On peut aussi conclure que la production actuelle, même en hausse de 30 % entre janvier et juillet, demeure loin du niveau d’un quart de siècle plus tôt. Que la réserve stratégique américaine est invoquée comme justification. Que l’effet à la pompe n’est pas attendu comme immédiat par les spécialistes. Que la pérennité de l’accord après l’actuel président américain est elle-même un sujet d’incertitude explicite.

Au bout du compte, le nouveau deal de Donald Trump ressemble à une promesse de puissance posée sur un socle encore mou. Les milliards de barils existent dans les discours et dans les évaluations de réserves. Les questions de mise en œuvre, elles, restent ouvertes. Tant que la structure, les opérateurs, la base légale et la durée politique réelle n’auront pas été clarifiés, le contrôle annoncé d’environ un cinquième des réserves vénézuéliennes demeurera davantage un fait politique qu’un fait pétrolier achevé.

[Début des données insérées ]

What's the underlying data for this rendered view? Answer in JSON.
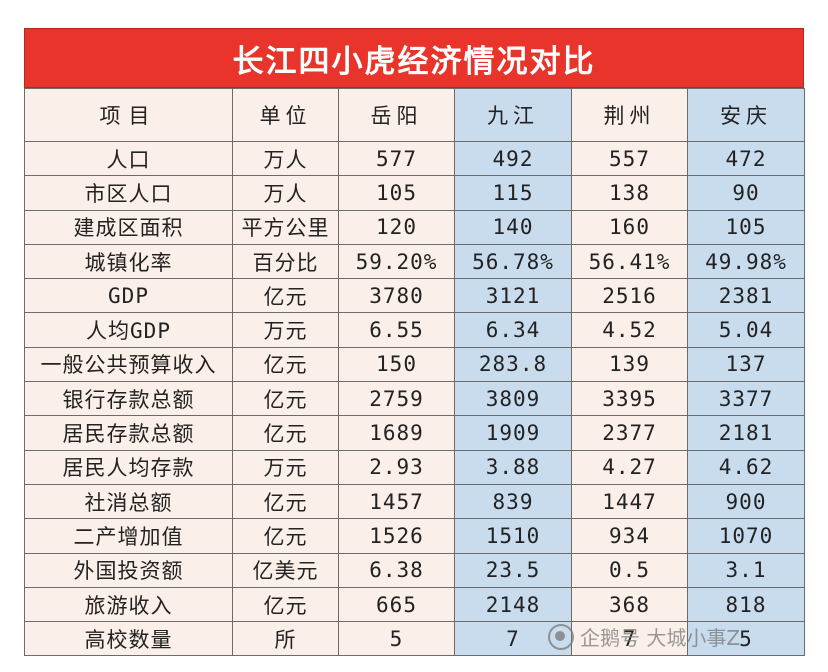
{
  "title": "长江四小虎经济情况对比",
  "headers": [
    "项目",
    "单位",
    "岳阳",
    "九江",
    "荆州",
    "安庆"
  ],
  "rows": [
    [
      "人口",
      "万人",
      "577",
      "492",
      "557",
      "472"
    ],
    [
      "市区人口",
      "万人",
      "105",
      "115",
      "138",
      "90"
    ],
    [
      "建成区面积",
      "平方公里",
      "120",
      "140",
      "160",
      "105"
    ],
    [
      "城镇化率",
      "百分比",
      "59.20%",
      "56.78%",
      "56.41%",
      "49.98%"
    ],
    [
      "GDP",
      "亿元",
      "3780",
      "3121",
      "2516",
      "2381"
    ],
    [
      "人均GDP",
      "万元",
      "6.55",
      "6.34",
      "4.52",
      "5.04"
    ],
    [
      "一般公共预算收入",
      "亿元",
      "150",
      "283.8",
      "139",
      "137"
    ],
    [
      "银行存款总额",
      "亿元",
      "2759",
      "3809",
      "3395",
      "3377"
    ],
    [
      "居民存款总额",
      "亿元",
      "1689",
      "1909",
      "2377",
      "2181"
    ],
    [
      "居民人均存款",
      "万元",
      "2.93",
      "3.88",
      "4.27",
      "4.62"
    ],
    [
      "社消总额",
      "亿元",
      "1457",
      "839",
      "1447",
      "900"
    ],
    [
      "二产增加值",
      "亿元",
      "1526",
      "1510",
      "934",
      "1070"
    ],
    [
      "外国投资额",
      "亿美元",
      "6.38",
      "23.5",
      "0.5",
      "3.1"
    ],
    [
      "旅游收入",
      "亿元",
      "665",
      "2148",
      "368",
      "818"
    ],
    [
      "高校数量",
      "所",
      "5",
      "7",
      "7",
      "5"
    ]
  ],
  "colors": {
    "title_bg": "#e8342b",
    "cell_pink": "#fbf0e9",
    "cell_blue": "#c9dcee"
  },
  "watermark": {
    "icon": "penguin-logo-icon",
    "text": "企鹅号 大城小事Z"
  }
}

C’est peut-être la leçon la plus sobre de cette séquence : dans le pétrole, l’annonce la plus spectaculaire n’a de consistance que si les tuyaux, les contrats et le temps long veulent bien la suivre. Pour l’heure, on connaît le vendredi de la déclaration. On connaît les chiffres brandis. On connaît les accusations. On connaît les répliques. On attend encore la mécanique.